"Народ мой" №20, 31.10.2002 - "Некуда" №10, октябрь 2002

СОШЕСТВИЕ В БЕЗДНУ,
или “ИЗБРАННИК” ПАВЛА МЕЙЛАХСА

     В одной из бесед с Соломоном Волковым, Бродский, обсуждая поэзию Фроста, сказал, что, по его мнению, американская публика так и не поняла своего классика, ибо его стихи должны вызывать страх, а не аплодисменты. Негласное звание “американского поэта № 1” Фросту присудили те, кто его... не прочел. Хвалебные отзывы критиков, трёп об истинно американском оптимизме поэта и т. д. – всё исходило от непонимания того концентрированного одиночества и боли, свойственного фростовскому мировосприятию.

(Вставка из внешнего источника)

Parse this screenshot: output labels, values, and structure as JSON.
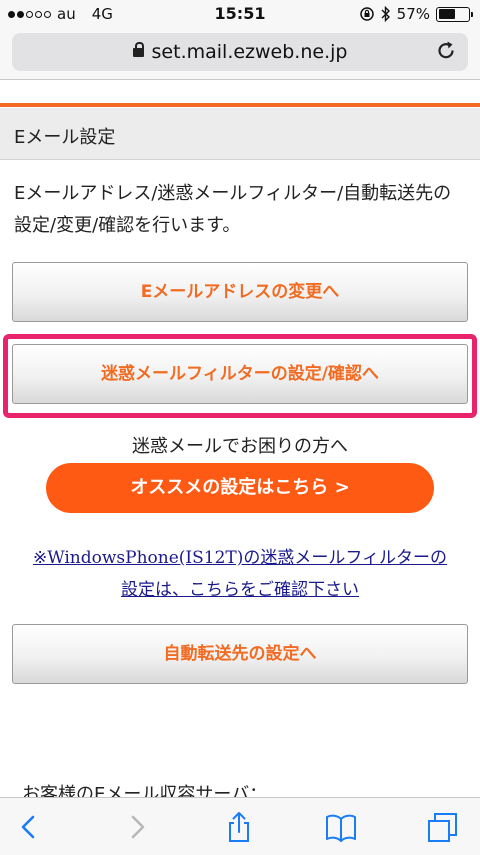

Если вдуматься, “случай Фроста” в литературе не единичен: нечто подобное происходило всегда.
     После знакомства с книгой Павла Мейлахса “Избранник”, у меня возникло ощущение, что истории суждено повториться. Мейлахса, скорее всего не прочтут. Просматривая рекламного характера аннотацию, тиснутую, для привлечения покупателя прямо на обложке, с суеверным ужасом увидел: “на петербургском литературном небосклоне зажглась звезда первой величины”, и “откровенная, иступленная проза”, и что-то там еще. Вероятно, рецензент восхищался автором совершенно искренне, а не по долгу службы, но, тем не менее, я был неприятно удивлен. Создавалось впечатление, что писателя приняли за очередного самобичевателя, сумевшего оригинальным способом вывернуть себя наизнанку. В том, что это самобичевание тоже, по всей видимости, никто не усомнился – все, с кем мне довелось обсуждать “Избранника”, были уверены, что автор автобиографичен и его герои суть он сам. Поражало и то, что прочитавший говорил, подводя итог: “Получил огромное удовольствие!”

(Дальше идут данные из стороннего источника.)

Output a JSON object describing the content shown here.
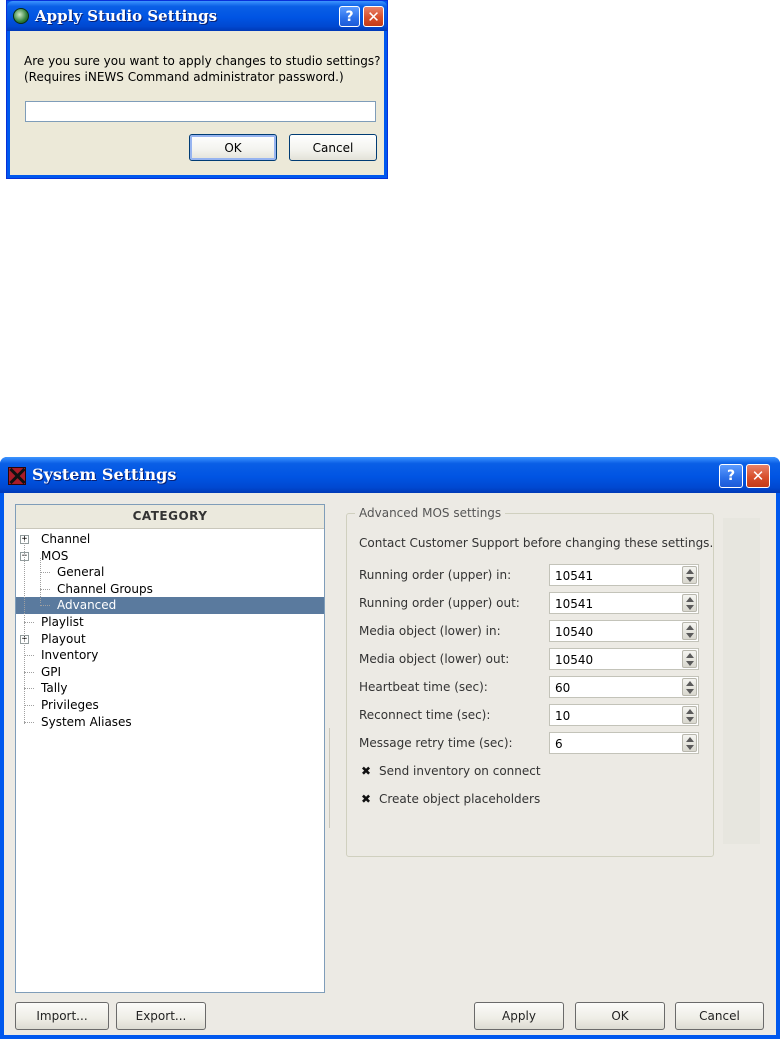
{
  "apply_dialog": {
    "title": "Apply Studio Settings",
    "message_line1": "Are you sure you want to apply changes to studio settings?",
    "message_line2": "(Requires iNEWS Command administrator password.)",
    "password_value": "",
    "ok_label": "OK",
    "cancel_label": "Cancel",
    "icons": [
      "app-globe-icon",
      "help-icon",
      "close-icon"
    ]
  },
  "system_settings": {
    "title": "System Settings",
    "category_header": "CATEGORY",
    "tree": [
      {
        "label": "Channel",
        "level": 0,
        "expander": "+"
      },
      {
        "label": "MOS",
        "level": 0,
        "expander": "-"
      },
      {
        "label": "General",
        "level": 1
      },
      {
        "label": "Channel Groups",
        "level": 1
      },
      {
        "label": "Advanced",
        "level": 1,
        "selected": true
      },
      {
        "label": "Playlist",
        "level": 0
      },
      {
        "label": "Playout",
        "level": 0,
        "expander": "+"
      },
      {
        "label": "Inventory",
        "level": 0
      },
      {
        "label": "GPI",
        "level": 0
      },
      {
        "label": "Tally",
        "level": 0
      },
      {
        "label": "Privileges",
        "level": 0
      },
      {
        "label": "System Aliases",
        "level": 0
      }
    ],
    "advanced": {
      "group_title": "Advanced MOS settings",
      "note": "Contact Customer Support before changing these settings.",
      "fields": [
        {
          "label": "Running order (upper) in:",
          "value": "10541"
        },
        {
          "label": "Running order (upper) out:",
          "value": "10541"
        },
        {
          "label": "Media object (lower) in:",
          "value": "10540"
        },
        {
          "label": "Media object (lower) out:",
          "value": "10540"
        },
        {
          "label": "Heartbeat time (sec):",
          "value": "60"
        },
        {
          "label": "Reconnect time (sec):",
          "value": "10"
        },
        {
          "label": "Message retry time (sec):",
          "value": "6"
        }
      ],
      "checkboxes": [
        {
          "label": "Send inventory on connect",
          "checked": true,
          "mark": "✖"
        },
        {
          "label": "Create object placeholders",
          "checked": true,
          "mark": "✖"
        }
      ]
    },
    "buttons": {
      "import": "Import...",
      "export": "Export...",
      "apply": "Apply",
      "ok": "OK",
      "cancel": "Cancel"
    },
    "help_glyph": "?",
    "close_glyph": "✕"
  }
}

     Удовольствия тут не больше, чем от удара под дых, но ощущение это приходит после. Первое же, что поражает, захватывает тебя полностью, это не содержание, а форма. Ничего, на первый взгляд, оригинального: ни многоэтажных предложений в духе Толстого или Томаса Манна, ни нарочито кратких конструкций, эдакой скупости современной, ни избытка жаргонизмов. Текст как текст. Если попытаться определить стиль, то ничего, кроме реализма, честно говоря, в голову не приходит, но... Все дело именно в “но”, в той изюминке, что делает текст неповторимым. В подробностях. Любая страница, любой абзац переполнены деталями, впечатлениями, вспышками воспоминаний, и каждая из них – маленькое откровение. Каждая подробность сама по себе – история: архипелаг чернильных пятнышек на пальцах от шариковой ручки, ощущение меловой пыли на руке дежурного, стирающего с доски, позеленевшая пенопластовая крошка, болтающаяся у берега залива, жесткая фольга пробки на бутылке с дешевой водкой, чайная заварка, разлитая по кухонному столу. Каждая мелочь, как пароль, как условный сигнал, вызывающий в сознании читателя цепочку очень личных ассоциаций. Любая деталь кажется знакомой, любое переживание – своим. Кайф “узнавания себя”.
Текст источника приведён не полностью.